Posted By: Cattie | August 19, 2010 9:55 PM
I've read all of the comments and the vast majority were full of the love of Christ, a sad minority, such as the link posted to 'Red Bane's blog post, were so very, very sad.
Anne Rice doesn't hold herself above others. Please show me where Christ said, "you shall go and sit in a pew every Sunday or else you're not following Me."
What a brave, brave woman. She has stood up for her beliefs and she has more knowledge of the Bible and theology than most of the people in an average congregation PUT TOGETHER.
I've had a lot of experience with people who 'selectively read'. They don't read everything that's written, they choose to jump on a small portion of what was said or written and ignore the rest.
The very negative comments I've seen in the minority opinions were from people who very likely did not read everything that Ms. Rice said.
Some people choose to stay in their group and that is their right.

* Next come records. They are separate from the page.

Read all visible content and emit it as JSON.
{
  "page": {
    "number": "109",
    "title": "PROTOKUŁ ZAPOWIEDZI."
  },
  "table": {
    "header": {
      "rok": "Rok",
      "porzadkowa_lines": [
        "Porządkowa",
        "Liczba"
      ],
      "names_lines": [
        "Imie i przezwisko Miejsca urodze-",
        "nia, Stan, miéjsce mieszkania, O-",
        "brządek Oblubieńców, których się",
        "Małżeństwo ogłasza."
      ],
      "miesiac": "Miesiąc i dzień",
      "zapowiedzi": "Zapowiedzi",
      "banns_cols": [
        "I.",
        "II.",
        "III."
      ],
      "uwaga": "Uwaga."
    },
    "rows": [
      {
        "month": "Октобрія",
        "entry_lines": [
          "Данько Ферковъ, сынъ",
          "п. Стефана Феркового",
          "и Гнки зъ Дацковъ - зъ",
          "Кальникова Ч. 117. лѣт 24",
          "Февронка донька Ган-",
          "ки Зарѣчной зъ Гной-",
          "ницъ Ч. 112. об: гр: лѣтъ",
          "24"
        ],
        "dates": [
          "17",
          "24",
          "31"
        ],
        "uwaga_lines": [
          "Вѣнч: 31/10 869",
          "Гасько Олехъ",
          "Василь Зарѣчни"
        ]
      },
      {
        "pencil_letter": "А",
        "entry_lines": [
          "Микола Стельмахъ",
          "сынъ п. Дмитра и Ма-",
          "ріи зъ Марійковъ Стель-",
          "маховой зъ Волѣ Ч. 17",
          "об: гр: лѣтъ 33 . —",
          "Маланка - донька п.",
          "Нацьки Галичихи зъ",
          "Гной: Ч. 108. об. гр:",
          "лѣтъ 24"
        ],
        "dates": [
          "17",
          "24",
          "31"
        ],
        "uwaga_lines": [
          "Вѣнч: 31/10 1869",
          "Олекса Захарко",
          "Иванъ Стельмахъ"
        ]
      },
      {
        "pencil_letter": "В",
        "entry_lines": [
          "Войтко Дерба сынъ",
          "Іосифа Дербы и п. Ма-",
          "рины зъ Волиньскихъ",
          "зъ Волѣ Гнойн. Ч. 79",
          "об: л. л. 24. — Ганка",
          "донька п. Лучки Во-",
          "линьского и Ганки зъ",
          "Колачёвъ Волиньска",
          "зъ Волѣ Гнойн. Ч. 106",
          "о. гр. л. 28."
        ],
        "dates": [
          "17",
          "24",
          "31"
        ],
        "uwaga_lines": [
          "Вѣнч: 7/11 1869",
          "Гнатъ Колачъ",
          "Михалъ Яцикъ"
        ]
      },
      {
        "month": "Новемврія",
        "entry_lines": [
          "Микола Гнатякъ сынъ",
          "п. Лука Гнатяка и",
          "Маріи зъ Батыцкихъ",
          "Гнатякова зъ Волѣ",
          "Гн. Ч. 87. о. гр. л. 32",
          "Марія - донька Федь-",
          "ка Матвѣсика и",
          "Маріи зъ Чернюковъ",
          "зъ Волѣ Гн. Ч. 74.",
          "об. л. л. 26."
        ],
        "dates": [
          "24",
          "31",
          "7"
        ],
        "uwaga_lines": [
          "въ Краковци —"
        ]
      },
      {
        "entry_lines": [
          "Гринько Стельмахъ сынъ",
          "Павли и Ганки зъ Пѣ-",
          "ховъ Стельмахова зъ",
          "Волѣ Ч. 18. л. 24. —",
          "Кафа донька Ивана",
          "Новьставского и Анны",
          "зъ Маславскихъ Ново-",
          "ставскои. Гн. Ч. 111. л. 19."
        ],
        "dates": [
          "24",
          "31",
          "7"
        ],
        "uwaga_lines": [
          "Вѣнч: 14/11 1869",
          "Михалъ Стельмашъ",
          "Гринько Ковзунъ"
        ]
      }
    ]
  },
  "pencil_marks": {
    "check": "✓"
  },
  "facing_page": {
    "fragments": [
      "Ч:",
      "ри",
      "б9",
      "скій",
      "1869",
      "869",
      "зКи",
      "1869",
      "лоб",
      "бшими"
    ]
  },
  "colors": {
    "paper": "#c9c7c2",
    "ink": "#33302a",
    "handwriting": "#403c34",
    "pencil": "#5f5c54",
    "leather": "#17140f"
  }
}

Others feel the need to leave and that also is their right.
Ms. Rice said, "Christ charged us with loving our enemies as much as we love our friends". To those who stooped to name calling and indeed, setting themselves up as superior to Ms. Rice: Did you read that? Did you understand it?
Ms. Rice didn't leave Christ or His Church, she left organized religions, they're two different things.

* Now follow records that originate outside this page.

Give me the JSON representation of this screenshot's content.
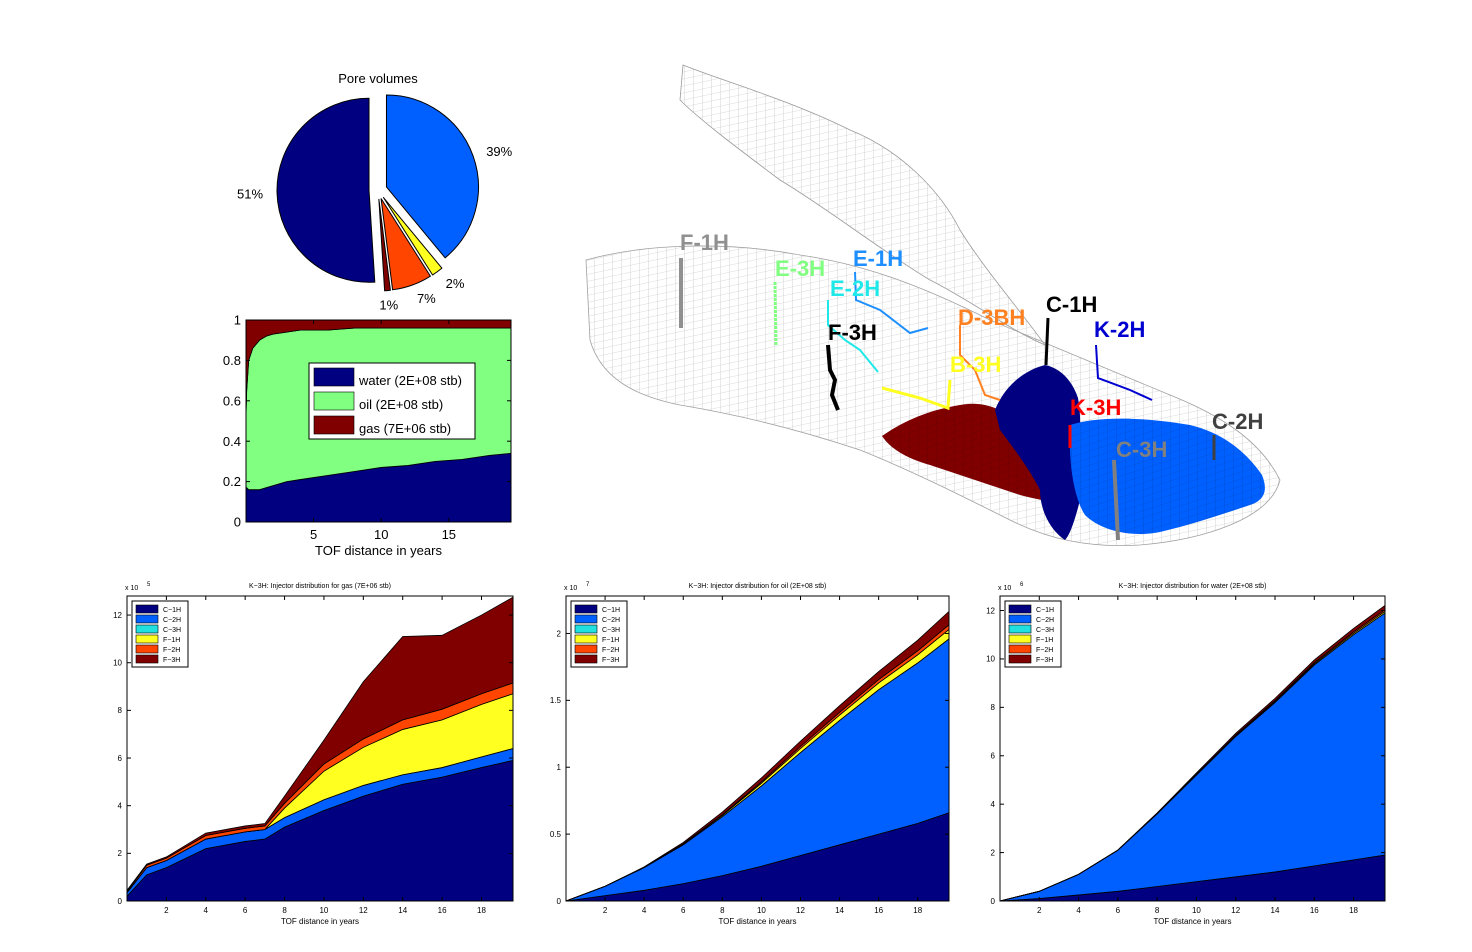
{
  "colors": {
    "water": "#000080",
    "oil": "#80ff80",
    "gas": "#800000",
    "C-1H": "#000080",
    "C-2H": "#0060ff",
    "C-3H": "#20e0e0",
    "F-1H": "#ffff20",
    "F-2H": "#ff4500",
    "F-3H": "#800000"
  },
  "chart_data": [
    {
      "type": "pie",
      "title": "Pore volumes",
      "values": [
        51,
        39,
        2,
        7,
        1
      ],
      "labels": [
        "51%",
        "39%",
        "2%",
        "7%",
        "1%"
      ],
      "slice_colors": [
        "#000080",
        "#0060ff",
        "#ffff20",
        "#ff4500",
        "#800000"
      ],
      "exploded": [
        true,
        true,
        true,
        true,
        true
      ]
    },
    {
      "type": "area",
      "title": "",
      "xlabel": "TOF distance in years",
      "ylabel": "",
      "xlim": [
        0,
        19.6
      ],
      "ylim": [
        0,
        1
      ],
      "xticks": [
        5,
        10,
        15
      ],
      "yticks": [
        0,
        0.2,
        0.4,
        0.6,
        0.8,
        1
      ],
      "ytick_labels": [
        "0",
        "0.2",
        "0.4",
        "0.6",
        "0.8",
        "1"
      ],
      "legend": "center",
      "x": [
        0,
        0.05,
        0.2,
        0.5,
        1,
        1.5,
        2,
        3,
        4,
        5,
        6,
        8,
        10,
        12,
        14,
        16,
        18,
        19.6
      ],
      "series": [
        {
          "name": "water (2E+08 stb)",
          "values": [
            0.17,
            0.17,
            0.16,
            0.16,
            0.16,
            0.17,
            0.18,
            0.2,
            0.21,
            0.22,
            0.23,
            0.25,
            0.27,
            0.28,
            0.3,
            0.31,
            0.33,
            0.34
          ]
        },
        {
          "name": "oil (2E+08 stb)",
          "values": [
            0.36,
            0.48,
            0.64,
            0.7,
            0.74,
            0.75,
            0.75,
            0.74,
            0.74,
            0.73,
            0.72,
            0.71,
            0.69,
            0.68,
            0.66,
            0.65,
            0.63,
            0.62
          ]
        },
        {
          "name": "gas (7E+06 stb)",
          "values": [
            0.47,
            0.35,
            0.2,
            0.14,
            0.1,
            0.08,
            0.07,
            0.06,
            0.05,
            0.05,
            0.05,
            0.04,
            0.04,
            0.04,
            0.04,
            0.04,
            0.04,
            0.04
          ]
        }
      ]
    },
    {
      "type": "area",
      "title": "K−3H: Injector distribution for gas (7E+06 stb)",
      "xlabel": "TOF distance in years",
      "ylabel": "",
      "y_exponent": "x 10",
      "y_exponent_power": "5",
      "xlim": [
        0,
        19.6
      ],
      "ylim": [
        0,
        12.8
      ],
      "xticks": [
        2,
        4,
        6,
        8,
        10,
        12,
        14,
        16,
        18
      ],
      "yticks": [
        0,
        2,
        4,
        6,
        8,
        10,
        12
      ],
      "legend": "top-left",
      "x": [
        0,
        1,
        2,
        4,
        6,
        7,
        8,
        10,
        12,
        14,
        16,
        18,
        19.6
      ],
      "series": [
        {
          "name": "C−1H",
          "values": [
            0.2,
            1.1,
            1.4,
            2.2,
            2.5,
            2.6,
            3.1,
            3.8,
            4.4,
            4.9,
            5.2,
            5.6,
            5.9
          ]
        },
        {
          "name": "C−2H",
          "values": [
            0.15,
            0.3,
            0.3,
            0.4,
            0.4,
            0.4,
            0.4,
            0.45,
            0.45,
            0.4,
            0.4,
            0.45,
            0.5
          ]
        },
        {
          "name": "C−3H",
          "values": [
            0,
            0,
            0,
            0,
            0,
            0,
            0,
            0,
            0,
            0,
            0,
            0,
            0
          ]
        },
        {
          "name": "F−1H",
          "values": [
            0,
            0,
            0,
            0,
            0,
            0,
            0.4,
            1.2,
            1.6,
            1.9,
            2.0,
            2.2,
            2.3
          ]
        },
        {
          "name": "F−2H",
          "values": [
            0.05,
            0.1,
            0.1,
            0.15,
            0.15,
            0.15,
            0.2,
            0.3,
            0.35,
            0.4,
            0.45,
            0.45,
            0.45
          ]
        },
        {
          "name": "F−3H",
          "values": [
            0.05,
            0.05,
            0.05,
            0.1,
            0.1,
            0.1,
            0.3,
            1.0,
            2.4,
            3.5,
            3.1,
            3.3,
            3.6
          ]
        }
      ]
    },
    {
      "type": "area",
      "title": "K−3H: Injector distribution for oil (2E+08 stb)",
      "xlabel": "TOF distance in years",
      "ylabel": "",
      "y_exponent": "x 10",
      "y_exponent_power": "7",
      "xlim": [
        0,
        19.6
      ],
      "ylim": [
        0,
        2.28
      ],
      "xticks": [
        2,
        4,
        6,
        8,
        10,
        12,
        14,
        16,
        18
      ],
      "yticks": [
        0,
        0.5,
        1,
        1.5,
        2
      ],
      "ytick_labels": [
        "0",
        "0.5",
        "1",
        "1.5",
        "2"
      ],
      "legend": "top-left",
      "x": [
        0,
        2,
        4,
        6,
        8,
        10,
        12,
        14,
        16,
        18,
        19.6
      ],
      "series": [
        {
          "name": "C−1H",
          "values": [
            0,
            0.04,
            0.08,
            0.13,
            0.19,
            0.26,
            0.34,
            0.42,
            0.5,
            0.58,
            0.66
          ]
        },
        {
          "name": "C−2H",
          "values": [
            0,
            0.07,
            0.17,
            0.29,
            0.44,
            0.6,
            0.77,
            0.93,
            1.08,
            1.2,
            1.3
          ]
        },
        {
          "name": "C−3H",
          "values": [
            0,
            0,
            0,
            0,
            0,
            0,
            0,
            0,
            0,
            0,
            0
          ]
        },
        {
          "name": "F−1H",
          "values": [
            0,
            0,
            0,
            0.005,
            0.01,
            0.02,
            0.03,
            0.04,
            0.05,
            0.06,
            0.07
          ]
        },
        {
          "name": "F−2H",
          "values": [
            0,
            0,
            0,
            0.003,
            0.005,
            0.01,
            0.015,
            0.02,
            0.025,
            0.03,
            0.035
          ]
        },
        {
          "name": "F−3H",
          "values": [
            0,
            0,
            0.005,
            0.01,
            0.02,
            0.03,
            0.04,
            0.05,
            0.06,
            0.08,
            0.1
          ]
        }
      ]
    },
    {
      "type": "area",
      "title": "K−3H: Injector distribution for water (2E+08 stb)",
      "xlabel": "TOF distance in years",
      "ylabel": "",
      "y_exponent": "x 10",
      "y_exponent_power": "6",
      "xlim": [
        0,
        19.6
      ],
      "ylim": [
        0,
        12.6
      ],
      "xticks": [
        2,
        4,
        6,
        8,
        10,
        12,
        14,
        16,
        18
      ],
      "yticks": [
        0,
        2,
        4,
        6,
        8,
        10,
        12
      ],
      "legend": "top-left",
      "x": [
        0,
        2,
        4,
        6,
        8,
        10,
        12,
        14,
        16,
        18,
        19.6
      ],
      "series": [
        {
          "name": "C−1H",
          "values": [
            0,
            0.1,
            0.25,
            0.4,
            0.6,
            0.8,
            1.0,
            1.2,
            1.45,
            1.7,
            1.9
          ]
        },
        {
          "name": "C−2H",
          "values": [
            0,
            0.3,
            0.85,
            1.7,
            3.0,
            4.4,
            5.8,
            7.0,
            8.3,
            9.3,
            10.0
          ]
        },
        {
          "name": "C−3H",
          "values": [
            0,
            0,
            0,
            0,
            0,
            0,
            0,
            0,
            0,
            0,
            0
          ]
        },
        {
          "name": "F−1H",
          "values": [
            0,
            0,
            0,
            0,
            0.01,
            0.02,
            0.03,
            0.04,
            0.05,
            0.06,
            0.07
          ]
        },
        {
          "name": "F−2H",
          "values": [
            0,
            0,
            0,
            0,
            0.01,
            0.02,
            0.03,
            0.04,
            0.05,
            0.06,
            0.07
          ]
        },
        {
          "name": "F−3H",
          "values": [
            0,
            0,
            0,
            0.01,
            0.02,
            0.05,
            0.07,
            0.09,
            0.11,
            0.14,
            0.17
          ]
        }
      ]
    }
  ],
  "reservoir": {
    "well_labels": [
      "F-1H",
      "E-3H",
      "E-1H",
      "E-2H",
      "F-3H",
      "D-3BH",
      "C-1H",
      "K-2H",
      "B-3H",
      "K-3H",
      "C-2H",
      "C-3H"
    ],
    "well_colors": [
      "#909090",
      "#80ff80",
      "#1e8fff",
      "#20e8e8",
      "#000000",
      "#ff8020",
      "#000000",
      "#0000d0",
      "#ffff20",
      "#ff0000",
      "#404040",
      "#808080"
    ]
  }
}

Posted By: Deanna Figueroa | August 22, 2010 7:59 PM
I believe Ms. Rice has the greatest intentions. Not to shun anyone, but however, being around people, you tend to pick up traits. She probably does not want the characteristics she is seeing. You know the theory of a how when you are in a crowd, the people tend to follow what everyone else is doing. She didn't want to get caught up in that "wave" so to speak..God bless you on your Spiritual walk, Ms. Rice.
God bless all of you.
Posted By: Beverly | August 25, 2010 10:34 AM
I think a good read for all those posting here would be "Mere Churchianity" written by "The Internet Monk" Michael Spencer.

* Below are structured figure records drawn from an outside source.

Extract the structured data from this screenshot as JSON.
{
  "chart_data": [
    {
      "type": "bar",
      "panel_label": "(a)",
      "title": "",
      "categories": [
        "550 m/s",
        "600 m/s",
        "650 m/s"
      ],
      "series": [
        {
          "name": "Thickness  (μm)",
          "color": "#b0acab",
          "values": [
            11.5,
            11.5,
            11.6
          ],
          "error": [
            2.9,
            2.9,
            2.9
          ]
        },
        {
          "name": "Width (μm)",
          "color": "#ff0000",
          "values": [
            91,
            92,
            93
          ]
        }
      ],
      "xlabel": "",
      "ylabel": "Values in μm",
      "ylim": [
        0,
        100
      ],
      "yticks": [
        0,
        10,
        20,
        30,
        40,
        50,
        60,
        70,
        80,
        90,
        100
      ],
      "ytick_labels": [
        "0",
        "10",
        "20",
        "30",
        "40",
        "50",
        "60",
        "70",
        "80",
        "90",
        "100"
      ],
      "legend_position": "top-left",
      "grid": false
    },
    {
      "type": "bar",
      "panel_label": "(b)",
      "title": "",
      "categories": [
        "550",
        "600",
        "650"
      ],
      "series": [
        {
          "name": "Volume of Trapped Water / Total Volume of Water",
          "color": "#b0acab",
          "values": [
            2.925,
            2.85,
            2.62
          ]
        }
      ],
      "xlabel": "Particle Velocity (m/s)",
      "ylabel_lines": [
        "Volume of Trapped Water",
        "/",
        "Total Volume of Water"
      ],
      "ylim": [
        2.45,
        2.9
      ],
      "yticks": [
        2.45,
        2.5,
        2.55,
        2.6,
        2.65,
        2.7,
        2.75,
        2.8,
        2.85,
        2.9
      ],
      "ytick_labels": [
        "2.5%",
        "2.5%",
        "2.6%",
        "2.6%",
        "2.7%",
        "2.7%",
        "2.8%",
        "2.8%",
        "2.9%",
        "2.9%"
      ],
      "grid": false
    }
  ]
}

Posted By: Marjie Scheib | August 31, 2010 2:15 PM
I believe Ann is protesting the traditions of men. While I can see the heart in Karen's writing I also see judgement. We are living stones, each believer who makes up the body of Christ. His bride is not a building, program or a specific way of believeing other than what the inherent, living Word teaches us. Who can disagree that we are all sinners? The Word does not dictate that we be patsies for abuse either. As far as possible we are to be at peace with all men, believers and non believers alike. You can love your family even when they are cruel to you but that does not mean you must suffer from that dysfunction. As long as one's heart is wholey given up for His glory then the ministry He gives you is where ever you are. It is perfectly acceptable to seek out a church or body to belong to or a place of missions. We are the church! Rise to the occasion and love with all of your heart. Lets stop this bickering and get busy.